Ammonites are Cephalopods, molluscs with an external shell divided by complex partitions called septa.
The Cephalopoda are a class of molluscs. Cephalopoda means “head footed”, this refers to the arms all Cephalopods have ringing their mouth. The Cephalopods include the Nautiluses, squids, octopuses, and the extinct Belemnites and Ammonites. Cephalopods have a world wide distribution. They are abundant in the shallow waters but are also present at intermediate and abyssal depths. Thousands of fossil Cephalopod species are known. Only a few hundred exist in our time, mostly the octopuses, squids, and nautiluses.

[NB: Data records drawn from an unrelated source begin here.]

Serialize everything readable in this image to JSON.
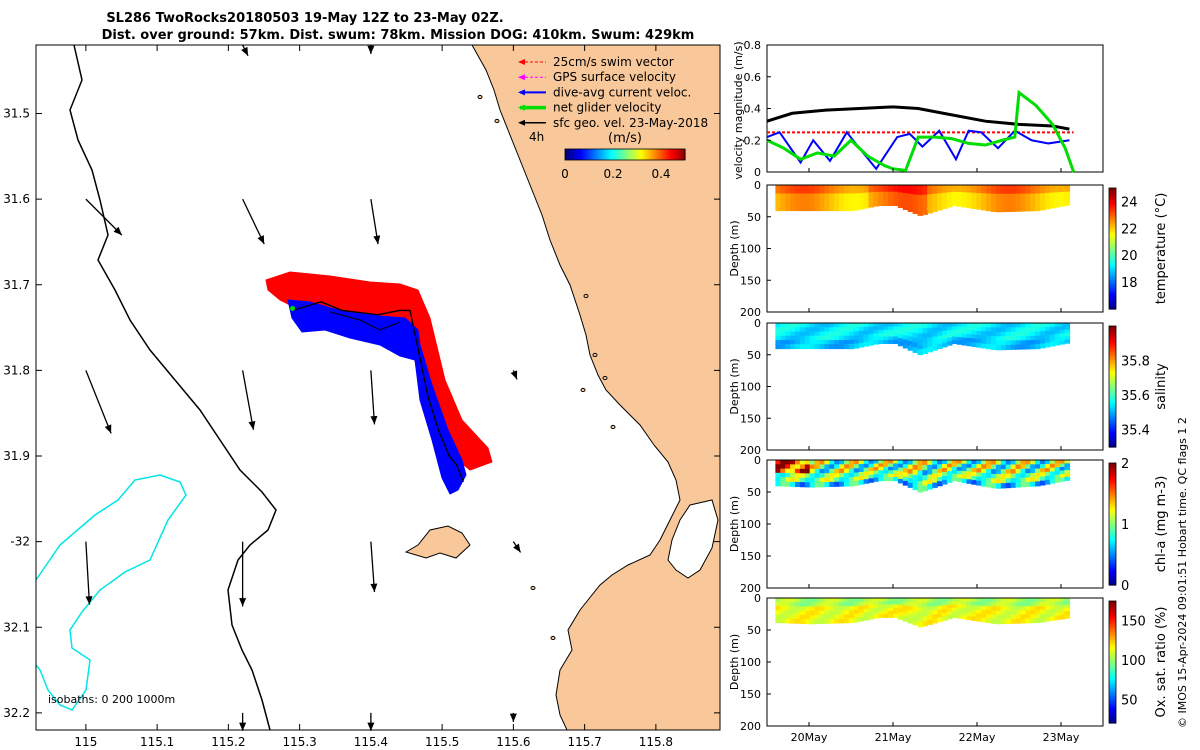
{
  "title_line1": "SL286 TwoRocks20180503 19-May 12Z to 23-May 02Z.",
  "title_line2": "Dist. over ground: 57km. Dist. swum: 78km. Mission DOG: 410km. Swum: 429km",
  "credit": "© IMOS 15-Apr-2024 09:01:51 Hobart time. QC flags 1  2",
  "colors": {
    "land": "#f8c89a",
    "swim": "#ff0000",
    "gps": "#ff00ff",
    "dive": "#0000ff",
    "net": "#00dd00",
    "geo": "#000000",
    "isobath200": "#000000",
    "isobath1000": "#00e5e5"
  },
  "chart_data": [
    {
      "type": "map",
      "name": "glider track and velocities",
      "xlim": [
        114.93,
        115.89
      ],
      "ylim": [
        32.22,
        31.42
      ],
      "xticks": [
        115,
        115.1,
        115.2,
        115.3,
        115.4,
        115.5,
        115.6,
        115.7,
        115.8
      ],
      "xtick_labels": [
        "115",
        "115.1",
        "115.2",
        "115.3",
        "115.4",
        "115.5",
        "115.6",
        "115.7",
        "115.8"
      ],
      "yticks": [
        31.5,
        31.6,
        31.7,
        31.8,
        31.9,
        32,
        32.1,
        32.2
      ],
      "ytick_labels": [
        "31.5",
        "31.6",
        "31.7",
        "31.8",
        "31.9",
        "-32",
        "32.1",
        "32.2"
      ],
      "legend": {
        "placement": "top-right",
        "entries": [
          "25cm/s swim vector",
          "GPS surface velocity",
          "dive-avg current veloc.",
          "net glider velocity",
          "sfc geo. vel. 23-May-2018"
        ],
        "arrow_interval": "4h"
      },
      "colorbar": {
        "label": "(m/s)",
        "ticks": [
          0,
          0.2,
          0.4
        ],
        "range": [
          0,
          0.5
        ]
      },
      "isobaths_label": "isobaths: 0   200  1000m",
      "track": [
        [
          115.29,
          31.73
        ],
        [
          115.33,
          31.72
        ],
        [
          115.36,
          31.73
        ],
        [
          115.41,
          31.735
        ],
        [
          115.44,
          31.73
        ],
        [
          115.455,
          31.73
        ],
        [
          115.47,
          31.79
        ],
        [
          115.48,
          31.83
        ],
        [
          115.495,
          31.87
        ],
        [
          115.51,
          31.9
        ],
        [
          115.52,
          31.91
        ],
        [
          115.53,
          31.93
        ]
      ],
      "geo_vectors": [
        {
          "lon": 115.0,
          "lat": 31.6,
          "u": 0.2,
          "v": -0.2
        },
        {
          "lon": 115.22,
          "lat": 31.6,
          "u": 0.12,
          "v": -0.25
        },
        {
          "lon": 115.4,
          "lat": 31.6,
          "u": 0.04,
          "v": -0.25
        },
        {
          "lon": 115.0,
          "lat": 31.8,
          "u": 0.14,
          "v": -0.35
        },
        {
          "lon": 115.22,
          "lat": 31.8,
          "u": 0.06,
          "v": -0.33
        },
        {
          "lon": 115.4,
          "lat": 31.8,
          "u": 0.02,
          "v": -0.3
        },
        {
          "lon": 115.6,
          "lat": 31.8,
          "u": 0.02,
          "v": -0.05
        },
        {
          "lon": 115.0,
          "lat": 32.0,
          "u": 0.02,
          "v": -0.35
        },
        {
          "lon": 115.22,
          "lat": 32.0,
          "u": 0.0,
          "v": -0.36
        },
        {
          "lon": 115.4,
          "lat": 32.0,
          "u": 0.02,
          "v": -0.28
        },
        {
          "lon": 115.6,
          "lat": 32.0,
          "u": 0.04,
          "v": -0.06
        },
        {
          "lon": 115.22,
          "lat": 31.42,
          "u": 0.03,
          "v": -0.06
        },
        {
          "lon": 115.4,
          "lat": 31.42,
          "u": 0.0,
          "v": -0.05
        },
        {
          "lon": 115.22,
          "lat": 32.2,
          "u": 0.0,
          "v": -0.1
        },
        {
          "lon": 115.4,
          "lat": 32.2,
          "u": 0.0,
          "v": -0.1
        },
        {
          "lon": 115.6,
          "lat": 32.2,
          "u": 0.0,
          "v": -0.05
        }
      ]
    },
    {
      "type": "line",
      "name": "velocity magnitude",
      "ylabel": "velocity magnitude (m/s)",
      "xlim": [
        19.5,
        23.5
      ],
      "ylim": [
        0,
        0.8
      ],
      "yticks": [
        0,
        0.2,
        0.4,
        0.6,
        0.8
      ],
      "ytick_labels": [
        "0",
        "0.2",
        "0.4",
        "0.6",
        "0.8"
      ],
      "series": [
        {
          "name": "sfc geo. vel.",
          "color": "#000000",
          "x": [
            19.5,
            19.8,
            20.2,
            20.6,
            21.0,
            21.3,
            21.7,
            22.1,
            22.5,
            22.9,
            23.1
          ],
          "values": [
            0.32,
            0.37,
            0.39,
            0.4,
            0.41,
            0.4,
            0.36,
            0.32,
            0.3,
            0.29,
            0.27
          ]
        },
        {
          "name": "25cm/s swim",
          "color": "#ff0000",
          "x": [
            19.5,
            23.15
          ],
          "values": [
            0.25,
            0.25
          ]
        },
        {
          "name": "dive-avg current",
          "color": "#0000ff",
          "x": [
            19.5,
            19.65,
            19.9,
            20.05,
            20.25,
            20.45,
            20.6,
            20.8,
            21.05,
            21.2,
            21.35,
            21.55,
            21.75,
            21.9,
            22.05,
            22.25,
            22.45,
            22.65,
            22.85,
            23.1
          ],
          "values": [
            0.22,
            0.25,
            0.06,
            0.2,
            0.07,
            0.25,
            0.15,
            0.02,
            0.22,
            0.24,
            0.16,
            0.26,
            0.08,
            0.26,
            0.25,
            0.15,
            0.26,
            0.2,
            0.18,
            0.2
          ]
        },
        {
          "name": "net glider velocity",
          "color": "#00dd00",
          "x": [
            19.5,
            19.7,
            19.9,
            20.1,
            20.3,
            20.5,
            20.7,
            20.9,
            21.0,
            21.15,
            21.3,
            21.5,
            21.7,
            21.9,
            22.1,
            22.3,
            22.45,
            22.5,
            22.7,
            22.9,
            23.05,
            23.15
          ],
          "values": [
            0.2,
            0.15,
            0.08,
            0.12,
            0.1,
            0.2,
            0.1,
            0.04,
            0.02,
            0.01,
            0.22,
            0.22,
            0.21,
            0.18,
            0.17,
            0.2,
            0.22,
            0.5,
            0.42,
            0.3,
            0.15,
            0.0
          ]
        }
      ]
    },
    {
      "type": "heatmap",
      "name": "temperature section",
      "colorbar_label": "temperature (°C)",
      "clim": [
        16,
        25
      ],
      "cticks": [
        18,
        20,
        22,
        24
      ],
      "ylabel": "Depth (m)",
      "ylim": [
        0,
        200
      ],
      "yticks": [
        0,
        50,
        100,
        150,
        200
      ],
      "xlim": [
        19.5,
        23.5
      ],
      "profile_depth": {
        "x": [
          19.6,
          20.0,
          20.5,
          20.8,
          21.0,
          21.3,
          21.7,
          22.2,
          22.7,
          23.1
        ],
        "values": [
          40,
          40,
          40,
          32,
          32,
          48,
          32,
          42,
          40,
          30
        ]
      },
      "typical_value": 22.4
    },
    {
      "type": "heatmap",
      "name": "salinity section",
      "colorbar_label": "salinity",
      "clim": [
        35.3,
        36.0
      ],
      "cticks": [
        35.4,
        35.6,
        35.8
      ],
      "ylabel": "Depth (m)",
      "ylim": [
        0,
        200
      ],
      "yticks": [
        0,
        50,
        100,
        150,
        200
      ],
      "xlim": [
        19.5,
        23.5
      ],
      "profile_depth": {
        "x": [
          19.6,
          20.0,
          20.5,
          20.8,
          21.0,
          21.3,
          21.7,
          22.2,
          22.7,
          23.1
        ],
        "values": [
          40,
          40,
          40,
          32,
          32,
          50,
          32,
          42,
          40,
          30
        ]
      },
      "typical_value": 35.55
    },
    {
      "type": "heatmap",
      "name": "chlorophyll section",
      "colorbar_label": "chl-a (mg m-3)",
      "clim": [
        0,
        2
      ],
      "cticks": [
        0,
        1,
        2
      ],
      "ylabel": "Depth (m)",
      "ylim": [
        0,
        200
      ],
      "yticks": [
        0,
        50,
        100,
        150,
        200
      ],
      "xlim": [
        19.5,
        23.5
      ],
      "profile_depth": {
        "x": [
          19.6,
          20.0,
          20.5,
          20.8,
          21.0,
          21.3,
          21.7,
          22.2,
          22.7,
          23.1
        ],
        "values": [
          40,
          42,
          40,
          32,
          32,
          50,
          32,
          44,
          40,
          30
        ]
      },
      "typical_value": 1.0
    },
    {
      "type": "heatmap",
      "name": "oxygen saturation section",
      "colorbar_label": "Ox. sat. ratio (%)",
      "clim": [
        20,
        175
      ],
      "cticks": [
        50,
        100,
        150
      ],
      "ylabel": "Depth (m)",
      "ylim": [
        0,
        200
      ],
      "yticks": [
        0,
        50,
        100,
        150,
        200
      ],
      "xlim": [
        19.5,
        23.5
      ],
      "xticks": [
        20,
        21,
        22,
        23
      ],
      "xtick_labels": [
        "20May",
        "21May",
        "22May",
        "23May"
      ],
      "profile_depth": {
        "x": [
          19.6,
          20.0,
          20.5,
          20.8,
          21.0,
          21.3,
          21.7,
          22.2,
          22.7,
          23.1
        ],
        "values": [
          38,
          40,
          38,
          30,
          30,
          45,
          30,
          40,
          38,
          30
        ]
      },
      "typical_value": 110
    }
  ]
}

Cephalopods have a beak used to bite off pieces of food held by the arms surrounding the mouth. The food is then passed to a rasping tongue called a radula. The radula has rows of teeth to further reduce the food particle size.
Another feature of the Cephalopods is existence of a vein called a siphuncle that pierces each septum through the chambered part of the shell. This vein allows the cephalopod to control the amount of water or gas in each chamber thus controlling buoyancy. The radula and siphuncle are important factors in determining the animal’s identity.
Paleontologists have divided Cephalopods into three sub classes, the Nautiloidea, Ammonoidea, and Coleoidea.
The sub class Nautiloidea has an external shell divided into chambers by smooth, curving septa.
A siphuncle generally pierces each septum near the center. Nautilus has a radula with rows of 13 teeth. Each row has a large central tooth with 6 smaller teeth on each side.